Is this another urinary tract infection or a move into incontinence? Is he taking Namenda needlessly? Is his TB test, required for day care, up to date? Is having his eyes checked doable? How long will it take for him to decide each time the optometrist asks, “Is this clearer, or this?” What is the next step for my own mental and emotional health? Can I find an in-home health aide who is fragrance-free?
In 1997, when Nelson was first diagnosed with LBD, there was little literature about the disease. What I could find to read, said LBD was rare. Now we know that it is not rare, but the second leading cause of dementia and frequently misdiagnosed.
Before diagnosis, when I would air my frustrations to peers about odd mishaps and behaviors, the response would often be “My husband is like that.” Or empathizers would say, “That could happen to anyone.” My intuition said this was different, but I couldn’t seem to sort it out because yes, very often he functioned in a way that seemed normal. Now I know that fluctuating cognition is part of the disease.
One morning, early in our marriage, we had the luxury of sleeping in. When the phone rang Nelson got out of bed and took the framed marriage certificate off the wall. He then crawled back into bed, but never answered the phone. Puzzled, I asked why. “It might be Ed,” he said, referring to his brother, still not aware of what he had done. We shared that story and laughed many times with friends. Now I wonder, was this a first manifestation of the REM Behavior Disorder or just a fluke that truly could happen to anyone?

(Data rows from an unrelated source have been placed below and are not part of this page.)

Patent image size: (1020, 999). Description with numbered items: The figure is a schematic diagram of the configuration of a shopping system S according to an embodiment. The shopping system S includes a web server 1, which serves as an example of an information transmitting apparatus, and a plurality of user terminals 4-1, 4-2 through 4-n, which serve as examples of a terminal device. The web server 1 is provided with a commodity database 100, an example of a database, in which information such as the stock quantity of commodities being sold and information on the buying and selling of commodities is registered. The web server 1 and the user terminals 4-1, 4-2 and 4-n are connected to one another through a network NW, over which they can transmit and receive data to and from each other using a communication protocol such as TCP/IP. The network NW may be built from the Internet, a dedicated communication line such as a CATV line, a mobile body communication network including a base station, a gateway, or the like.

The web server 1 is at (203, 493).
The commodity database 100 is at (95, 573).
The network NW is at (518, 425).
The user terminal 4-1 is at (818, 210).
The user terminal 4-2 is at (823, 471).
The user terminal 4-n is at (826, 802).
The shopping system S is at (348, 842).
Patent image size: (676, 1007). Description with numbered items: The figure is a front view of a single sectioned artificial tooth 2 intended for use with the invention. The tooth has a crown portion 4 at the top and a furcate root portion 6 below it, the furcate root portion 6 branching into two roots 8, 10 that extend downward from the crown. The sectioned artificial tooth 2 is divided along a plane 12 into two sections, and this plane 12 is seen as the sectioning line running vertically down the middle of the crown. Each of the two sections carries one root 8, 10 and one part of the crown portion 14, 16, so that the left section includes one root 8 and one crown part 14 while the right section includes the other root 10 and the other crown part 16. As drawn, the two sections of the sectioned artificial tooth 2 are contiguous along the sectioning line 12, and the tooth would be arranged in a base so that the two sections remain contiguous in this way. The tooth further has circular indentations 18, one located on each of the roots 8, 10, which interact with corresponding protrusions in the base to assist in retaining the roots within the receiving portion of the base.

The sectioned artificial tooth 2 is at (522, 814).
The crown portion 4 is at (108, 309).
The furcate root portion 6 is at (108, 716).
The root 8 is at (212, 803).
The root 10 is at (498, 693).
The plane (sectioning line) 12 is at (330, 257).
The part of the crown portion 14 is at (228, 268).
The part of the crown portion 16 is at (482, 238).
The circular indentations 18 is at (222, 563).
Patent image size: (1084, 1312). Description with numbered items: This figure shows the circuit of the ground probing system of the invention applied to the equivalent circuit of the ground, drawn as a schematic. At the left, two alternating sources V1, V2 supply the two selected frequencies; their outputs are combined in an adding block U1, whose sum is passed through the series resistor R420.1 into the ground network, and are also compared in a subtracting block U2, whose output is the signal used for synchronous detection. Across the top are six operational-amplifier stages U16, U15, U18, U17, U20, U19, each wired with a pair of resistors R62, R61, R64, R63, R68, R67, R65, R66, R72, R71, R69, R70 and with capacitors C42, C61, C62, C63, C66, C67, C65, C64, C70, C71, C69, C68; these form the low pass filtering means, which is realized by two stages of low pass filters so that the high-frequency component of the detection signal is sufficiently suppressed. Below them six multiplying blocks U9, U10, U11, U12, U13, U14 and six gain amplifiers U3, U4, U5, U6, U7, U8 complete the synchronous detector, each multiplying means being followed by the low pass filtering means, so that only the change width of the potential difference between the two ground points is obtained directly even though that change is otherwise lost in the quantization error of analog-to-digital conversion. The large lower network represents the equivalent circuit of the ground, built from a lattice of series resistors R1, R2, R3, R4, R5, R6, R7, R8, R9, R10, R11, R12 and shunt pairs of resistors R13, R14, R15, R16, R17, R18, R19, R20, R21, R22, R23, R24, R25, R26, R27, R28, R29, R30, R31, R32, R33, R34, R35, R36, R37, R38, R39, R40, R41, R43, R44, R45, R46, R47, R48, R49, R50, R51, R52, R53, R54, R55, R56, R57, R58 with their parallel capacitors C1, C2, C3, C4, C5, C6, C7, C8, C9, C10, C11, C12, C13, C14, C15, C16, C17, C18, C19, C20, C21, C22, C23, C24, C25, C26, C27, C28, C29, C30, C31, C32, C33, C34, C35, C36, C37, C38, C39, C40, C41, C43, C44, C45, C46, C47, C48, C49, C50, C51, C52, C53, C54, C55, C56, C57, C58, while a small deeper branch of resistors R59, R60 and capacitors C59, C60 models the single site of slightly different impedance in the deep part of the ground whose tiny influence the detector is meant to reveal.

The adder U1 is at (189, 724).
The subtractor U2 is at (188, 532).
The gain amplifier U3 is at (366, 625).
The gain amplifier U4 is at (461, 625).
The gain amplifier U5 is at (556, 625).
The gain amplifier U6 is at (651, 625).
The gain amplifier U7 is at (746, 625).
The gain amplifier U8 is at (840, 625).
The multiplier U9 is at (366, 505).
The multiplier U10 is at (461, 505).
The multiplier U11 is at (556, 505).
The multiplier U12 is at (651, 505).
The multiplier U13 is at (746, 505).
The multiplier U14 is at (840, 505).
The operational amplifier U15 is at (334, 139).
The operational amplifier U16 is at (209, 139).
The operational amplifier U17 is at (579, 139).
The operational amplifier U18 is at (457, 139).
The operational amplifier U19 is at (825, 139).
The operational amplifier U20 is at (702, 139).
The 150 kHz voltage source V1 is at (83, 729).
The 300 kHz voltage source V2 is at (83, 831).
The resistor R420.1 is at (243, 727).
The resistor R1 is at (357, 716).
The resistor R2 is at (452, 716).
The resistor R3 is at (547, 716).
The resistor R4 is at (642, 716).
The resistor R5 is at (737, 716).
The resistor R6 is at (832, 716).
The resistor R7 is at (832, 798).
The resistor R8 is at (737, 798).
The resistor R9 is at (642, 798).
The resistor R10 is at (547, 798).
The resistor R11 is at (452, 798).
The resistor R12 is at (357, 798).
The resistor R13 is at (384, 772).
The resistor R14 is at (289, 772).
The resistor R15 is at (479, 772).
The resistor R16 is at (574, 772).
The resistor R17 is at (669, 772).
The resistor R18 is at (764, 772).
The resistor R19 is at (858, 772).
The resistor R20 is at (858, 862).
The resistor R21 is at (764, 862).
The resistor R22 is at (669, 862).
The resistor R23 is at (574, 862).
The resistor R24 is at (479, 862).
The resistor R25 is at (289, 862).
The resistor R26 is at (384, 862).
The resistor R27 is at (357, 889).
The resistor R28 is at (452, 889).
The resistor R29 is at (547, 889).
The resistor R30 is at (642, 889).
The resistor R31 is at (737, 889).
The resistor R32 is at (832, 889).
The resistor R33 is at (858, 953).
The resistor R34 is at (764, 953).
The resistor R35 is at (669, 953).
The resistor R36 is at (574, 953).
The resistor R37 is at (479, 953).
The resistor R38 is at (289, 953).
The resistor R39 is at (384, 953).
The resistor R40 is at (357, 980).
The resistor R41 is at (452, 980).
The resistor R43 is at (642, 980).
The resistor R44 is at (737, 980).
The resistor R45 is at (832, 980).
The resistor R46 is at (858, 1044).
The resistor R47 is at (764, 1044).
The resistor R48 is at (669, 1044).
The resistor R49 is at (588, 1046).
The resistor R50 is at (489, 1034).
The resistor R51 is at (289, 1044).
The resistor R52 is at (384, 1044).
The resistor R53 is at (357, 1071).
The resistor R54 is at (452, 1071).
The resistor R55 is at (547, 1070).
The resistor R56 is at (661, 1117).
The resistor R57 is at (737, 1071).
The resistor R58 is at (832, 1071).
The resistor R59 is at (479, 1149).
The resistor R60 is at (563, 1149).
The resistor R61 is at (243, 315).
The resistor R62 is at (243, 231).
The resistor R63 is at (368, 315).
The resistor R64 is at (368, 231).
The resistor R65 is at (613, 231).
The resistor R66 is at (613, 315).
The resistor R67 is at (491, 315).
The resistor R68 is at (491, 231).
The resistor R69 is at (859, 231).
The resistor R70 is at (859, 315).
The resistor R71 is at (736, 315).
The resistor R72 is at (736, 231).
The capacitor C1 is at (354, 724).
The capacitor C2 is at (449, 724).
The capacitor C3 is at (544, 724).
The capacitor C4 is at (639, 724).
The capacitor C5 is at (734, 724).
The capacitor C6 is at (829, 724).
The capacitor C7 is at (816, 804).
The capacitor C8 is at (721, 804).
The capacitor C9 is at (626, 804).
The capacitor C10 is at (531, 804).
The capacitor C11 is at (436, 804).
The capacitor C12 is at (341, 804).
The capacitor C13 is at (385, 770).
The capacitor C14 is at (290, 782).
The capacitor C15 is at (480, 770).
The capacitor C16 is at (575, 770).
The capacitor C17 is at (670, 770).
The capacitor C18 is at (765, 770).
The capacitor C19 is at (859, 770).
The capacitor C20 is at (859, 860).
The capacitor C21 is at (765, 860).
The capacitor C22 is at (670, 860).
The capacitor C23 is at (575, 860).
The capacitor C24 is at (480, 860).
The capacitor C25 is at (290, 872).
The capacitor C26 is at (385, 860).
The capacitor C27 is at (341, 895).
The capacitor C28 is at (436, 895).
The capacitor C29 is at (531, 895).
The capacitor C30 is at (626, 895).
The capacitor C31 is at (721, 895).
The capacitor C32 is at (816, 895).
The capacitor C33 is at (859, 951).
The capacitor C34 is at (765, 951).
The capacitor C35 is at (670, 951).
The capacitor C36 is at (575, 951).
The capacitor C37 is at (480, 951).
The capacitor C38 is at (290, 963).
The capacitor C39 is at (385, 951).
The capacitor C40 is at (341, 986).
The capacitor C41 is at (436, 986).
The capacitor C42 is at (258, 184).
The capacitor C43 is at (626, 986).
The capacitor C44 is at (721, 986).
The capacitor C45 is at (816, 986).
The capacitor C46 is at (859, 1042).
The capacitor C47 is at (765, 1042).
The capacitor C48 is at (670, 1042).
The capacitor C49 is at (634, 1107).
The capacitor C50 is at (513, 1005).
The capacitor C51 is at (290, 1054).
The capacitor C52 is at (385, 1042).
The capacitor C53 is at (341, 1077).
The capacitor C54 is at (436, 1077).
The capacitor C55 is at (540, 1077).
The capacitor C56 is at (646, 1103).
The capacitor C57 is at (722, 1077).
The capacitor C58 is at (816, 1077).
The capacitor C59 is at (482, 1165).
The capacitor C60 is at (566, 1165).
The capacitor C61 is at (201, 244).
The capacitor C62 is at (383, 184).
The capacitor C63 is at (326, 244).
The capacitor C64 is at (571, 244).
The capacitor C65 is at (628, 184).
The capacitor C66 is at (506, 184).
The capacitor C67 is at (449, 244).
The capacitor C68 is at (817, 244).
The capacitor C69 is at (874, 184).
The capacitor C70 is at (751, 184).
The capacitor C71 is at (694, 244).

When I first met Nelson, I was astonished at the smallness of his handwriting. It was miniscule, though for a time while he was teaching, it seemed to improve. Now I know that small handwriting is a symptom of the Parkinsonism part of the disease. And I wonder, could this have been a precursor?
When I met Nelson, I noticed something unique about the way he ran. His palms always faced behind him instead of facing his body. It looked stiff and awkward. Now I know that another way LBD manifests is in stiff movement. Was this another small signal of what was to come, or just a unique Nelson trait?
Before LBD I thought Nelson and I could make almost anything ok. Now, with LBD, he needs me to make everything ok for both of us. Some days I’m successful, other days, not so much, but success and failure are part of all life, before or after LBD.